At this point, Jacob Graham gave a cry as though he had been stabbed ruthlessly. The sparring ex-lovers spun to face him, having completely forgotten about his presence. His hands had moved position to cover his bejewelled ears.
“There are some things no man needs to hear!” he wailed in pure anguish.
Adele realised only then that her heart had been pounding for the whole of the session; that strange flips and flops were fighting for dominance in her abdomen and that her skin was awash with tides of twinkling prickles of heat. She turned away from Isaac Prowse the same moment he turned away from her, feeling as she did so the tug of her heart towards him.
Since their excruciatingly public split, Prowse had been nothing more than horribly polite to her, in a faintly standoffish sort of way. He was probably trying to make it easy on her-in truth, however, his coldness hurt more than any amount of dazzling, heated arguments ever could. As lovers they had been sensual, passionate. It couldn’t die. She wouldn’t let it.
Unable to resist, her gaze stole across the deck and she felt an instant stab in her chest when her eyes met those of Isaac. Somehow, when her mind sent out the signals to quickly look away, her eyes refused and stubbornly remained there, stuck as though time did not exist, jammed and motionless.
The look Isaac shot her was deadly. He didn’t look hateful, more… revolted. Her wretched behaviour had sunk her to a new low in his eyes.
Somehow, that only strengthened Adele’s compulsion to snipe and rage and sneer at him. A disgusted look was better than no look at all. Adele’s suede-blue eyes followed her ex-lover’s figure through the half-light of dusk as he walked away and down the steps to the main deck. Over him hung the horizon, a glimmering and iridescent curve, and Adele realised she hadn’t felt seasick in a while.
I love you, she thought. See you soon.
This was too much.
“Oh, God, what’s wrong with me?”
Jacob Graham shrugged and she turned to face him, wondering why he kept popping into existence around her. She only had eyes for Isaac now, like she always had.
“Darlin’,” he said, “there are no words.”
He’d always given her the impression of an inarticulate livewire, but right then the simple perspicuity of his words made her want to cry.
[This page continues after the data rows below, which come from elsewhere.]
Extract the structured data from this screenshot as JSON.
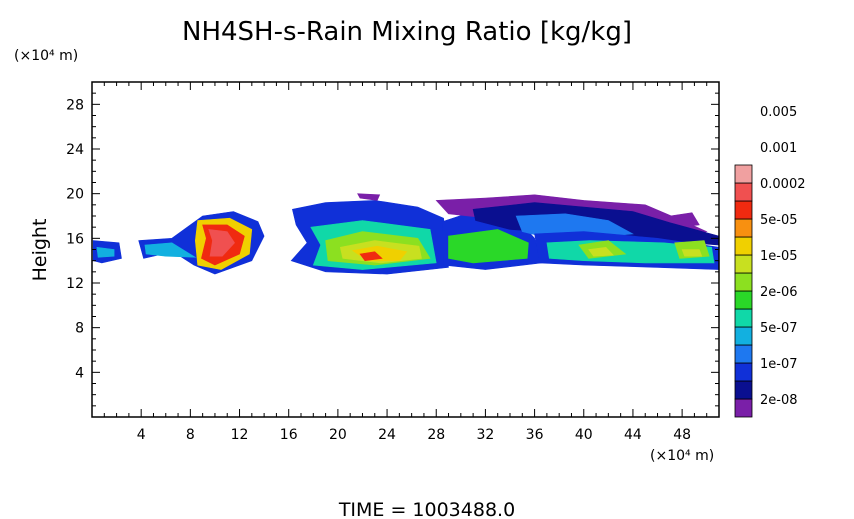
{
  "chart_data": {
    "type": "heatmap",
    "title": "NH4SH-s-Rain Mixing Ratio [kg/kg]",
    "ylabel": "Height",
    "y_unit": "(×10⁴ m)",
    "x_unit": "(×10⁴ m)",
    "xlim": [
      0,
      51
    ],
    "ylim": [
      0,
      30
    ],
    "x_ticks": [
      "4",
      "8",
      "12",
      "16",
      "20",
      "24",
      "28",
      "32",
      "36",
      "40",
      "44",
      "48"
    ],
    "y_ticks": [
      "4",
      "8",
      "12",
      "16",
      "20",
      "24",
      "28"
    ],
    "colorbar": {
      "colors": [
        "#7a1fa8",
        "#0a0f90",
        "#1030d8",
        "#1e78f0",
        "#12b0e0",
        "#10d8a8",
        "#2ad828",
        "#8ce020",
        "#c8e020",
        "#f0d000",
        "#f89010",
        "#f02a10",
        "#f05050",
        "#f0a0a0"
      ],
      "labels": [
        "2e-08",
        "1e-07",
        "5e-07",
        "2e-06",
        "1e-05",
        "5e-05",
        "0.0002",
        "0.001",
        "0.005"
      ]
    },
    "regions": [
      {
        "level": 2,
        "points": [
          [
            0.1,
            15.8
          ],
          [
            2.2,
            15.6
          ],
          [
            2.4,
            14.2
          ],
          [
            0.8,
            13.8
          ],
          [
            0.1,
            14.0
          ]
        ]
      },
      {
        "level": 4,
        "points": [
          [
            0.4,
            15.2
          ],
          [
            1.8,
            15.0
          ],
          [
            1.8,
            14.4
          ],
          [
            0.5,
            14.3
          ]
        ]
      },
      {
        "level": 2,
        "points": [
          [
            3.8,
            15.8
          ],
          [
            6.5,
            16.0
          ],
          [
            9.0,
            18.0
          ],
          [
            11.5,
            18.4
          ],
          [
            13.5,
            17.5
          ],
          [
            14.0,
            16.2
          ],
          [
            13.0,
            14.0
          ],
          [
            10.0,
            12.8
          ],
          [
            8.3,
            13.6
          ],
          [
            6.6,
            14.8
          ],
          [
            4.2,
            14.2
          ]
        ]
      },
      {
        "level": 4,
        "points": [
          [
            4.3,
            15.4
          ],
          [
            6.5,
            15.6
          ],
          [
            8.4,
            14.3
          ],
          [
            6.0,
            14.4
          ],
          [
            4.4,
            14.6
          ]
        ]
      },
      {
        "level": 9,
        "points": [
          [
            8.6,
            17.6
          ],
          [
            11.2,
            17.8
          ],
          [
            13.0,
            16.8
          ],
          [
            12.8,
            14.6
          ],
          [
            10.5,
            13.2
          ],
          [
            8.6,
            13.6
          ],
          [
            8.4,
            15.8
          ]
        ]
      },
      {
        "level": 11,
        "points": [
          [
            9.0,
            17.2
          ],
          [
            11.0,
            17.2
          ],
          [
            12.4,
            16.2
          ],
          [
            12.0,
            14.6
          ],
          [
            10.0,
            13.6
          ],
          [
            8.9,
            14.2
          ],
          [
            9.3,
            16.0
          ]
        ]
      },
      {
        "level": 12,
        "points": [
          [
            9.5,
            16.8
          ],
          [
            11.0,
            16.6
          ],
          [
            11.6,
            15.6
          ],
          [
            10.6,
            14.4
          ],
          [
            9.6,
            14.4
          ],
          [
            9.8,
            15.8
          ]
        ]
      },
      {
        "level": 2,
        "points": [
          [
            16.3,
            18.6
          ],
          [
            19.0,
            19.2
          ],
          [
            23.0,
            19.4
          ],
          [
            26.5,
            18.8
          ],
          [
            28.6,
            17.8
          ],
          [
            29.0,
            13.4
          ],
          [
            24.0,
            12.8
          ],
          [
            19.0,
            13.0
          ],
          [
            16.2,
            14.0
          ],
          [
            17.5,
            15.6
          ],
          [
            16.6,
            17.2
          ]
        ]
      },
      {
        "level": 5,
        "points": [
          [
            17.8,
            17.0
          ],
          [
            22.0,
            17.6
          ],
          [
            27.5,
            16.8
          ],
          [
            28.0,
            13.8
          ],
          [
            22.0,
            13.2
          ],
          [
            18.0,
            13.6
          ],
          [
            18.6,
            15.4
          ]
        ]
      },
      {
        "level": 7,
        "points": [
          [
            19.0,
            15.8
          ],
          [
            22.0,
            16.6
          ],
          [
            26.5,
            16.0
          ],
          [
            27.5,
            14.2
          ],
          [
            23.0,
            13.6
          ],
          [
            19.2,
            14.0
          ]
        ]
      },
      {
        "level": 8,
        "points": [
          [
            20.2,
            15.2
          ],
          [
            23.0,
            15.8
          ],
          [
            26.6,
            15.3
          ],
          [
            26.8,
            14.2
          ],
          [
            23.5,
            13.8
          ],
          [
            20.4,
            14.2
          ]
        ]
      },
      {
        "level": 9,
        "points": [
          [
            21.2,
            14.9
          ],
          [
            23.2,
            15.3
          ],
          [
            25.6,
            14.8
          ],
          [
            25.0,
            14.0
          ],
          [
            22.4,
            14.0
          ]
        ]
      },
      {
        "level": 11,
        "points": [
          [
            21.8,
            14.6
          ],
          [
            23.0,
            14.8
          ],
          [
            23.6,
            14.2
          ],
          [
            22.2,
            14.0
          ]
        ]
      },
      {
        "level": 2,
        "points": [
          [
            28.5,
            17.5
          ],
          [
            31.0,
            18.4
          ],
          [
            33.5,
            18.0
          ],
          [
            35.0,
            17.2
          ],
          [
            36.0,
            16.0
          ],
          [
            36.6,
            13.8
          ],
          [
            32.0,
            13.2
          ],
          [
            28.6,
            13.6
          ]
        ]
      },
      {
        "level": 6,
        "points": [
          [
            29.0,
            16.2
          ],
          [
            33.0,
            16.8
          ],
          [
            35.5,
            15.6
          ],
          [
            35.4,
            14.2
          ],
          [
            31.0,
            13.8
          ],
          [
            29.0,
            14.2
          ]
        ]
      },
      {
        "level": 0,
        "points": [
          [
            28.0,
            19.4
          ],
          [
            32.0,
            19.6
          ],
          [
            36.0,
            19.9
          ],
          [
            40.0,
            19.4
          ],
          [
            45.0,
            19.0
          ],
          [
            48.0,
            17.6
          ],
          [
            50.0,
            16.6
          ],
          [
            49.0,
            16.2
          ],
          [
            44.0,
            17.0
          ],
          [
            40.0,
            17.4
          ],
          [
            34.0,
            17.6
          ],
          [
            29.0,
            18.2
          ]
        ]
      },
      {
        "level": 0,
        "points": [
          [
            47.0,
            18.0
          ],
          [
            48.8,
            18.3
          ],
          [
            49.4,
            17.2
          ],
          [
            47.8,
            17.0
          ]
        ]
      },
      {
        "level": 0,
        "points": [
          [
            21.6,
            20.0
          ],
          [
            23.4,
            19.9
          ],
          [
            23.2,
            19.4
          ],
          [
            21.8,
            19.6
          ]
        ]
      },
      {
        "level": 1,
        "points": [
          [
            31.0,
            18.6
          ],
          [
            36.0,
            19.2
          ],
          [
            40.0,
            18.8
          ],
          [
            44.0,
            18.4
          ],
          [
            47.0,
            17.4
          ],
          [
            51.0,
            16.2
          ],
          [
            51.0,
            15.4
          ],
          [
            46.0,
            15.8
          ],
          [
            40.0,
            16.4
          ],
          [
            34.0,
            16.8
          ],
          [
            31.2,
            17.6
          ]
        ]
      },
      {
        "level": 3,
        "points": [
          [
            34.5,
            18.0
          ],
          [
            38.5,
            18.2
          ],
          [
            42.0,
            17.6
          ],
          [
            44.0,
            16.4
          ],
          [
            38.0,
            15.8
          ],
          [
            35.0,
            16.6
          ]
        ]
      },
      {
        "level": 2,
        "points": [
          [
            36.0,
            16.4
          ],
          [
            40.0,
            16.6
          ],
          [
            46.0,
            16.0
          ],
          [
            51.0,
            15.2
          ],
          [
            51.0,
            13.2
          ],
          [
            46.0,
            13.4
          ],
          [
            40.0,
            13.6
          ],
          [
            36.4,
            13.8
          ]
        ]
      },
      {
        "level": 5,
        "points": [
          [
            37.0,
            15.6
          ],
          [
            40.5,
            15.8
          ],
          [
            46.5,
            15.6
          ],
          [
            50.4,
            15.2
          ],
          [
            50.6,
            13.8
          ],
          [
            45.0,
            13.8
          ],
          [
            40.0,
            14.0
          ],
          [
            37.2,
            14.2
          ]
        ]
      },
      {
        "level": 7,
        "points": [
          [
            39.6,
            15.4
          ],
          [
            42.0,
            15.8
          ],
          [
            43.4,
            14.6
          ],
          [
            40.4,
            14.2
          ]
        ]
      },
      {
        "level": 7,
        "points": [
          [
            47.4,
            15.6
          ],
          [
            49.8,
            15.8
          ],
          [
            50.2,
            14.4
          ],
          [
            47.8,
            14.2
          ]
        ]
      },
      {
        "level": 8,
        "points": [
          [
            40.4,
            15.0
          ],
          [
            41.8,
            15.2
          ],
          [
            42.4,
            14.5
          ],
          [
            40.8,
            14.4
          ]
        ]
      },
      {
        "level": 8,
        "points": [
          [
            48.0,
            15.0
          ],
          [
            49.4,
            15.0
          ],
          [
            49.6,
            14.4
          ],
          [
            48.2,
            14.4
          ]
        ]
      }
    ]
  },
  "footer": {
    "time_label": "TIME  =  1003488.0"
  }
}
He didn’t understand-not even close-but goddamn it, she was in real trouble if the only person who seemed to even have the smallest clue about what was going on in her mind was a man whose main concern in life seemed to be alcohol and petty theft.
She’d always known that she was not, as such, a people person. But this? This was an entirely new level of failure when concerning relationships.
It probably wasn’t normal to enjoy it, even if it was just a little.